Карл Эйнштейн. Бебукин, или Чудеса дилетантов (экспрессионистский роман)


То обстоятельство, что звуковые фильмы Эвальда Андре Дюпона, начиная с его "Атлантики" ("Atlantik", 1929), разочаровали зрителя, имеет свои причины. Появление звука в кино затронуло Дюпона сильнее, чем многих других кинематографистов. Дюпон относится к типу людей с преимущественно зрительным восприятием. Он умеет красиво распределять актеров в кадровом пространстве, но не может придать им выразительности, если только они сами таковой не обладают. Его сильная сторона в другом.

Копия "Старого закона", найденная Анри Ланглуа, создателем Французской синематеки, позволяет понять подлинные качества самого Дюпона: он умеет передавать различные оттенки, как бы вдыхая в них пульсирующую жизнь и до бесконечности создавая пленительные вариации света и тени. Он не ищет неподвижных, чисто орнаментальных форм, как многие немецкие кинорежиссеры, не стремится к декоративно-геометрической, застывшей стилизации. Он сталкивает различные валёры, стремится оживить непрерывное движение светотени, включая отдельные цветовые аспекты, которые можно передать в черно-белом кино. Эту функцию выполняет то клетчатая жилетка, то полосатый воротник пиджака, то пестро украшенная ваза или гобелен. Помещения пронизаны сумеречным светом, соответствующим ситуации; бархатные тени чередуются с шелковым сверканием свечей.

У окна Дюпон создает мизансцену для камерной драмы: Эрнст Дойч робко стоит рядом с Хенни Портен. Шелк ее кринолина нежно отражается в окне, в то время как сумеречную гостиную окутывает молчание. Или другой эпизод: молодая девушка, опечаленная уходом возлюбленного, в отчаянии прячет лицо в подушку, а вокруг нее Дюпон бережно распределяет складки ее платья, чтобы мы могли видеть ее гибкий, как стебель цветка, стан.

Исторический костюм здесь не имеет ничего общего с маскарадом; дагерротипы оживают; кринолины скользят по паркету, порхают над зелеными газонами. Блистательная роскошь изменчивых, ускользающих впечатлений радует глаз.

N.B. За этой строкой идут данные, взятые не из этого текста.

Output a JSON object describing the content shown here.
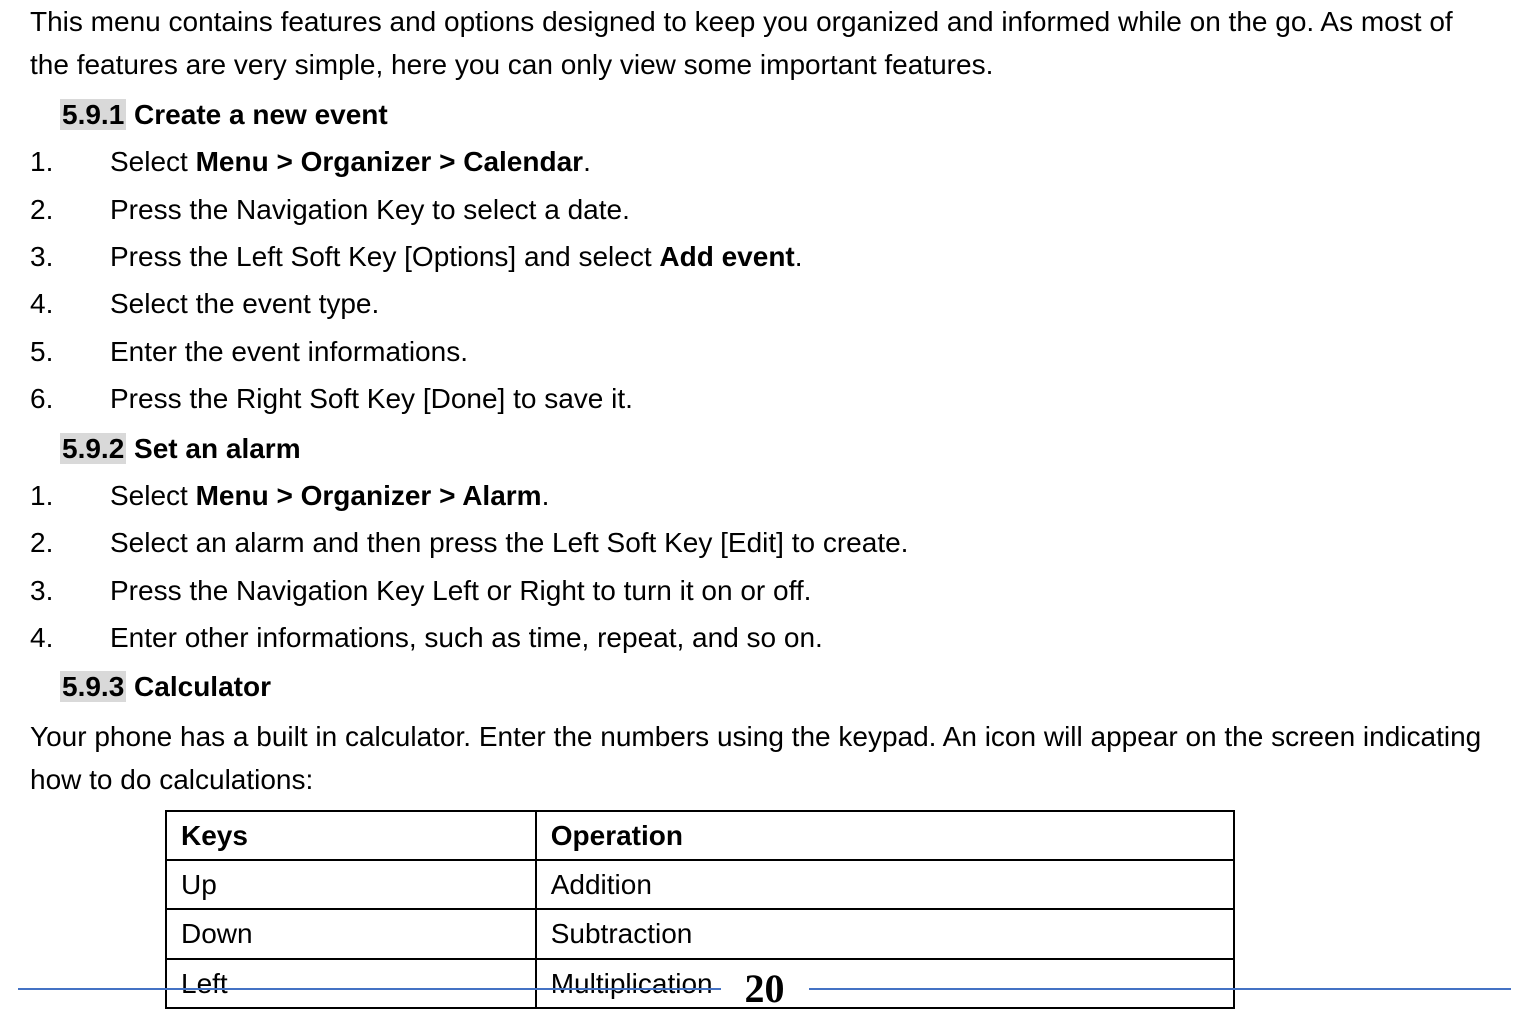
{
  "intro": {
    "line1": "This menu contains features and options designed to keep you organized and informed while on the go.",
    "line2": "As most of the features are very simple, here you can only view some important features."
  },
  "sections": {
    "s1": {
      "number": "5.9.1",
      "title": " Create a new event",
      "steps": [
        {
          "num": "1.",
          "pre": "Select ",
          "bold": "Menu > Organizer > Calendar",
          "post": "."
        },
        {
          "num": "2.",
          "pre": "Press the Navigation Key to select a date.",
          "bold": "",
          "post": ""
        },
        {
          "num": "3.",
          "pre": "Press the Left Soft Key [Options] and select ",
          "bold": "Add event",
          "post": "."
        },
        {
          "num": "4.",
          "pre": "Select the event type.",
          "bold": "",
          "post": ""
        },
        {
          "num": "5.",
          "pre": "Enter the event informations.",
          "bold": "",
          "post": ""
        },
        {
          "num": "6.",
          "pre": "Press the Right Soft Key [Done] to save it.",
          "bold": "",
          "post": ""
        }
      ]
    },
    "s2": {
      "number": "5.9.2",
      "title": "  Set an alarm",
      "steps": [
        {
          "num": "1.",
          "pre": "Select ",
          "bold": "Menu > Organizer > Alarm",
          "post": "."
        },
        {
          "num": "2.",
          "pre": "Select an alarm and then press the Left Soft Key [Edit] to create.",
          "bold": "",
          "post": ""
        },
        {
          "num": "3.",
          "pre": "Press the Navigation Key Left or Right to turn it on or off.",
          "bold": "",
          "post": ""
        },
        {
          "num": "4.",
          "pre": "Enter other informations, such as time, repeat, and so on.",
          "bold": "",
          "post": ""
        }
      ]
    },
    "s3": {
      "number": "5.9.3",
      "title": " Calculator",
      "para": "Your phone has a built in calculator. Enter the numbers using the keypad. An icon will appear on the screen indicating how to do calculations:"
    }
  },
  "table": {
    "headers": {
      "col1": "Keys",
      "col2": "Operation"
    },
    "rows": [
      {
        "key": "Up",
        "op": "Addition"
      },
      {
        "key": "Down",
        "op": "Subtraction"
      },
      {
        "key": "Left",
        "op": "Multiplication"
      }
    ]
  },
  "page_number": "20"
}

И даже в сценах сельского гетто Дюпону при помощи оператора Теодора Шпаркуля удается очень деликатно оживить темные тона и при этом избежать жестких контрастов. Создается ощущение размытости, растушевки в духе рембрандтовской школы. Достаточно сравнить эти эпизоды с похожими сценами в "Процессе" Г.В. Пабста, где действие происходит в такой же ортодоксально еврейской среде, чтобы почувствовать такт и невероятную деликатность Дюпона.

* * *

В "Варьете" чисто эстетическая интуиция Дюпона идет еще дальше. Он использует последние элементы вымирающего экспрессионизма: крутой, почти вертикальный наклон мрачных тюремных стен создает невыносимое ощущение тяжести, еще более сильное, чем от домов-казарм в "Метрополисе". Тюремный двор кажется черной шахтой, внутри которой непрерывно идут по кругу одетые в светлые одежды заключенные.

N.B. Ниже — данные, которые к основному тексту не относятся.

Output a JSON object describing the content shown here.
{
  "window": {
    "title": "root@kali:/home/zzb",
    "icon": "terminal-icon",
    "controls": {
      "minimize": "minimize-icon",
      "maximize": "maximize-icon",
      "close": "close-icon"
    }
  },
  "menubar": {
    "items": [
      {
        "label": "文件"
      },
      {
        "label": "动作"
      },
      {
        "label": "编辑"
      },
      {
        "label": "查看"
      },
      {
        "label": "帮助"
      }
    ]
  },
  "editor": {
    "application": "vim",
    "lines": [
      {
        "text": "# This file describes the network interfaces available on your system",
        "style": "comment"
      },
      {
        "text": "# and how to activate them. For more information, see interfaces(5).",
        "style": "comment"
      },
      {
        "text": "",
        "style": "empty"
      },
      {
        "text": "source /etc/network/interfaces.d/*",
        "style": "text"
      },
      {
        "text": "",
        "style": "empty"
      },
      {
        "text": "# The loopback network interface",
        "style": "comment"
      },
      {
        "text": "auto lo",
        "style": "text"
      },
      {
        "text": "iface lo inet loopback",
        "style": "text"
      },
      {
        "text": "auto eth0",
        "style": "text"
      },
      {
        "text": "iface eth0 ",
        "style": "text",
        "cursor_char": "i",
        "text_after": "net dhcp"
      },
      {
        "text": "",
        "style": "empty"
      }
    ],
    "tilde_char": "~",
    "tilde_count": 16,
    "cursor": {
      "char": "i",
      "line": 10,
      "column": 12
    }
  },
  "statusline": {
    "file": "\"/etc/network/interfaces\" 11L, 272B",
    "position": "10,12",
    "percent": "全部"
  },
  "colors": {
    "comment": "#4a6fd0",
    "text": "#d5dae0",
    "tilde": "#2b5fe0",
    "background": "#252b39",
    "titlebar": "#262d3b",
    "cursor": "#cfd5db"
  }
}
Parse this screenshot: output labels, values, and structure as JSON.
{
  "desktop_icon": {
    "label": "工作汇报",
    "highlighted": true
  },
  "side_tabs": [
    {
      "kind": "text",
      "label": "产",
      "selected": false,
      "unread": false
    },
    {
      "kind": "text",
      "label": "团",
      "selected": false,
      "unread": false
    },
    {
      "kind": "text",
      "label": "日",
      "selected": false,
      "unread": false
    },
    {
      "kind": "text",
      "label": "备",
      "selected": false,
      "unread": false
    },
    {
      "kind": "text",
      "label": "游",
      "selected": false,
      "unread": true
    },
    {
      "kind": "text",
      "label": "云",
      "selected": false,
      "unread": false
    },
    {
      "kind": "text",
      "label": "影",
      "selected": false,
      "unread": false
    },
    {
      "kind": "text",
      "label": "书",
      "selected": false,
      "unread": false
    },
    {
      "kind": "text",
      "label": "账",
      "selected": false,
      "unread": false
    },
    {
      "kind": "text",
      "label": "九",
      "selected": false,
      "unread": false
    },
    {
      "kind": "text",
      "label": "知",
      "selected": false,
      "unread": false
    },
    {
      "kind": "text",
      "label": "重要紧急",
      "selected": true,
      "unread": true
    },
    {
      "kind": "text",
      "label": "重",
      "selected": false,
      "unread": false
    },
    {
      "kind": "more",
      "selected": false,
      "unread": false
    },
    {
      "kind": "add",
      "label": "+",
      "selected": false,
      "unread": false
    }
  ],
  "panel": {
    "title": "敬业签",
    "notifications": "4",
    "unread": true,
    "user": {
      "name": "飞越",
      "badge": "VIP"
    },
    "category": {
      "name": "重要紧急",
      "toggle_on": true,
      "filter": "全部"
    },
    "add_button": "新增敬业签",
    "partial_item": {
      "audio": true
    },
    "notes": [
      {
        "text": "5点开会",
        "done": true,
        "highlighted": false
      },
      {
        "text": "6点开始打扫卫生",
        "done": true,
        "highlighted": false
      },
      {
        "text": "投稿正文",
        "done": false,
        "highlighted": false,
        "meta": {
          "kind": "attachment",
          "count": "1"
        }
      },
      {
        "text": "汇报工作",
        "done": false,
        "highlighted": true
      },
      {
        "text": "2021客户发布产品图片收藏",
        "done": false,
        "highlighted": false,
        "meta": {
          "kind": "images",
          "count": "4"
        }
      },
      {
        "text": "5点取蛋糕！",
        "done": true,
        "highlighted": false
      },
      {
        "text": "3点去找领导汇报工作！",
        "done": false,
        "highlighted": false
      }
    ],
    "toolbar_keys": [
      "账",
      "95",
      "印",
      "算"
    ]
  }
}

Или же Дюпон показывает нам лишь обезличенную спину анонимного заключенного. От человека остается только номер — 28. Эта спина заполняет почти все пространство, и только слева от нее, уже почти что за пределами кадра, вдалеке едва виднеется крошечная фигура директора тюрьмы, напоминающая отчасти доброго Деда Мороза, а отчасти Господа Бога на лубочных картинках. В конце концов камера наплывает еще ближе, и от огромной спины не остается ничего, кроме абстрактного круга с гигантской цифрой 28.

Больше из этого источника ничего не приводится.